At plaintiff’s request the district court took judicial notice of the judgment decreeing plaintiff a water right in Bear Creek, but the district court found that the judgment did not give plaintiff a right to divert water from Little Bear Creek.

Here, the only question presented for review is whether or not the district court erred in holding that these facts under the applicable law failed to show a right to relief. We find the district court did not err in so holding.

Because of the procedural decision to dismiss for failure of plaintiff’s proof in the district court, we are constrained to view the evidence in a light most favorable to plaintiff. MacDonald v. Protestant Episcopal Church, 150 Mont. 332, 435 P.2d 369. However, this does not relieve plaintiff of the burden of producing evidence in support of each element essential to his recovery. Section 93-1501-1, R.C.M. 1947.

Plaintiff proceeded on the theory that he possessed by virtue of grant a right in the ditch in question. To establish this right plaintiff must show that the right claimed was in fact granted to him. Plaintiff attempted to show the grant of the ditch right through introduction of his deed with its conveyance specifically of the ditch rights connected with his water right on Bear Creek and generally of all water ditches belonging to the property. He also testified as to the use and existence of the ditch.

While a warranty deed such as that offered by plaintiff is generally considered prima facie proof of good title (26A C.J.S. Deeds § 182(f)) this presumption extends only to property specifically described by such deed. In this case the only ditch rights which can be said to be specifically described were those connected with the right on Bear Creek.

*502The district court had before it the judgment awarding-plaintiff a water right in Bear Creek. From that judgment the district court determined that the water right in Bear Creek did not give plaintiff a water right in Little Bear Creek. That judgment was not made a part of the record on this appeal. Accordingly, since we have no basis for review of the district court’s determination, we must assume that the denial of a water right in Little Bear Creek was correct. Joy v. Little, 134 Mont. 82, 328 P.2d 636. It follows that the ditch in question cannot be a ditch which was specifically granted as connected with the water right. Since the ditch right was not one of those specifically granted by plaintiff’s deed, the deed alone does not serve as prima facie evidence of plaintiff’s claimed ditch right.

To establish his claimed ditch right plaintiff must show not only that he was granted all “water ditches to the same belonging” but that the ditch he now claims was in fact a ditch which belonged to the property at the time of the grant. There was only plaintiff’s testimony that the ditch was in existence and occasionally used. There was nothing to indicate the ditch belonged to his grantor; that his grantor had some right therein; or even that his grantor claimed to have such an interest. The existence of the ditch and occasional use are as consistent with permissive use as they are with use by right. Plaintiff’s failure to establish that this ditch was within the general grant contained in his deed of “all water ditches to the same belonging” is fatal to his claim of right by virtue of grant.

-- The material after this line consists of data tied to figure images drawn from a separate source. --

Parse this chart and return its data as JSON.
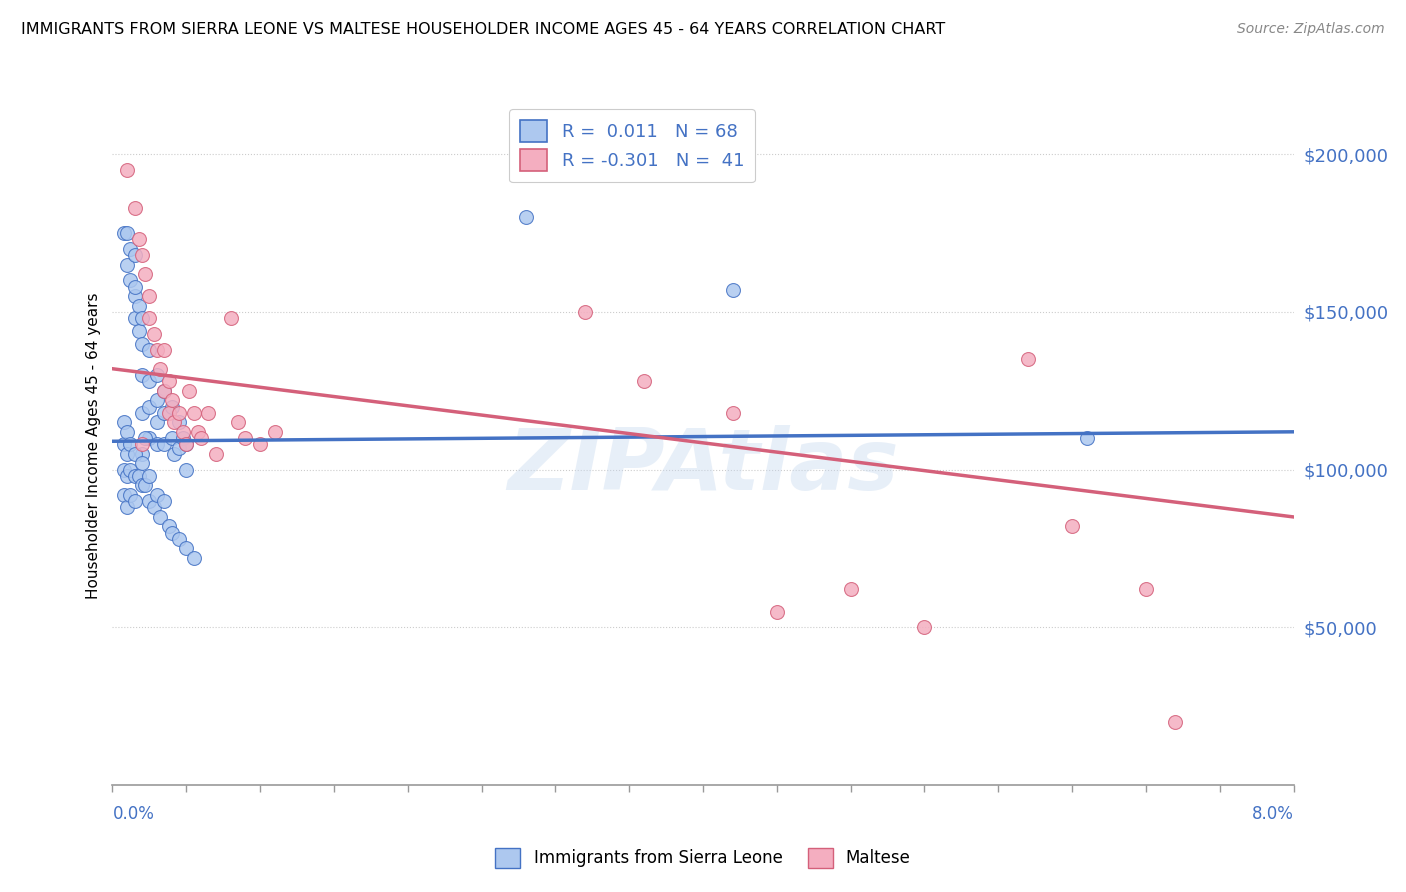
{
  "title": "IMMIGRANTS FROM SIERRA LEONE VS MALTESE HOUSEHOLDER INCOME AGES 45 - 64 YEARS CORRELATION CHART",
  "source": "Source: ZipAtlas.com",
  "ylabel": "Householder Income Ages 45 - 64 years",
  "xmin": 0.0,
  "xmax": 8.0,
  "ymin": 0,
  "ymax": 215000,
  "yticks": [
    50000,
    100000,
    150000,
    200000
  ],
  "ytick_labels": [
    "$50,000",
    "$100,000",
    "$150,000",
    "$200,000"
  ],
  "legend_entry1": "R =  0.011   N = 68",
  "legend_entry2": "R = -0.301   N =  41",
  "blue_color": "#adc8ef",
  "pink_color": "#f4aec0",
  "blue_line_color": "#4472c4",
  "pink_line_color": "#d4607a",
  "blue_line_y0": 109000,
  "blue_line_y1": 112000,
  "pink_line_y0": 132000,
  "pink_line_y1": 85000,
  "blue_scatter_x": [
    0.08,
    0.1,
    0.1,
    0.12,
    0.12,
    0.15,
    0.15,
    0.15,
    0.15,
    0.18,
    0.18,
    0.2,
    0.2,
    0.2,
    0.2,
    0.2,
    0.25,
    0.25,
    0.25,
    0.25,
    0.3,
    0.3,
    0.3,
    0.3,
    0.35,
    0.35,
    0.35,
    0.4,
    0.4,
    0.42,
    0.45,
    0.45,
    0.48,
    0.5,
    0.5,
    0.08,
    0.08,
    0.08,
    0.08,
    0.1,
    0.1,
    0.1,
    0.1,
    0.12,
    0.12,
    0.12,
    0.15,
    0.15,
    0.15,
    0.18,
    0.2,
    0.2,
    0.22,
    0.25,
    0.25,
    0.28,
    0.3,
    0.32,
    0.35,
    0.38,
    0.4,
    0.45,
    0.5,
    0.55,
    2.8,
    4.2,
    6.6,
    0.22
  ],
  "blue_scatter_y": [
    175000,
    165000,
    175000,
    160000,
    170000,
    155000,
    168000,
    158000,
    148000,
    152000,
    144000,
    140000,
    148000,
    130000,
    118000,
    105000,
    138000,
    128000,
    120000,
    110000,
    130000,
    122000,
    115000,
    108000,
    125000,
    118000,
    108000,
    120000,
    110000,
    105000,
    115000,
    107000,
    110000,
    108000,
    100000,
    115000,
    108000,
    100000,
    92000,
    112000,
    105000,
    98000,
    88000,
    108000,
    100000,
    92000,
    105000,
    98000,
    90000,
    98000,
    102000,
    95000,
    95000,
    98000,
    90000,
    88000,
    92000,
    85000,
    90000,
    82000,
    80000,
    78000,
    75000,
    72000,
    180000,
    157000,
    110000,
    110000
  ],
  "pink_scatter_x": [
    0.1,
    0.15,
    0.18,
    0.2,
    0.22,
    0.25,
    0.25,
    0.28,
    0.3,
    0.32,
    0.35,
    0.35,
    0.38,
    0.38,
    0.4,
    0.42,
    0.45,
    0.48,
    0.5,
    0.52,
    0.55,
    0.58,
    0.6,
    0.65,
    0.7,
    0.8,
    0.85,
    0.9,
    1.0,
    1.1,
    3.2,
    3.6,
    4.2,
    4.5,
    5.0,
    5.5,
    6.2,
    6.5,
    7.0,
    7.2,
    0.2
  ],
  "pink_scatter_y": [
    195000,
    183000,
    173000,
    168000,
    162000,
    155000,
    148000,
    143000,
    138000,
    132000,
    138000,
    125000,
    128000,
    118000,
    122000,
    115000,
    118000,
    112000,
    108000,
    125000,
    118000,
    112000,
    110000,
    118000,
    105000,
    148000,
    115000,
    110000,
    108000,
    112000,
    150000,
    128000,
    118000,
    55000,
    62000,
    50000,
    135000,
    82000,
    62000,
    20000,
    108000
  ],
  "watermark": "ZIPAtlas"
}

The judgment of the district court is affirmed.

MR. CHIEF JUSTICE JAMES T. HARRISON and MR. JUSTICES DALY and CASTLES concur.





Concurrence Opinion

MR. JUSTICE HASWELL

(specially concurring) :

I concur in the result. Under the facts here, plaintiff’s right to an injunction and damages requires establishment of a water right in plaintiff to the waters of Little Bear Creek. There is a complete failure of proof in this respect.

*503Here plaintiff is attempting to supplement the waters of Big Bear Creek (in which he has a water right) by diversion from the waters of Little Bear Creek (in which he has no water right) and thus enhance his water rights to the detriment of others.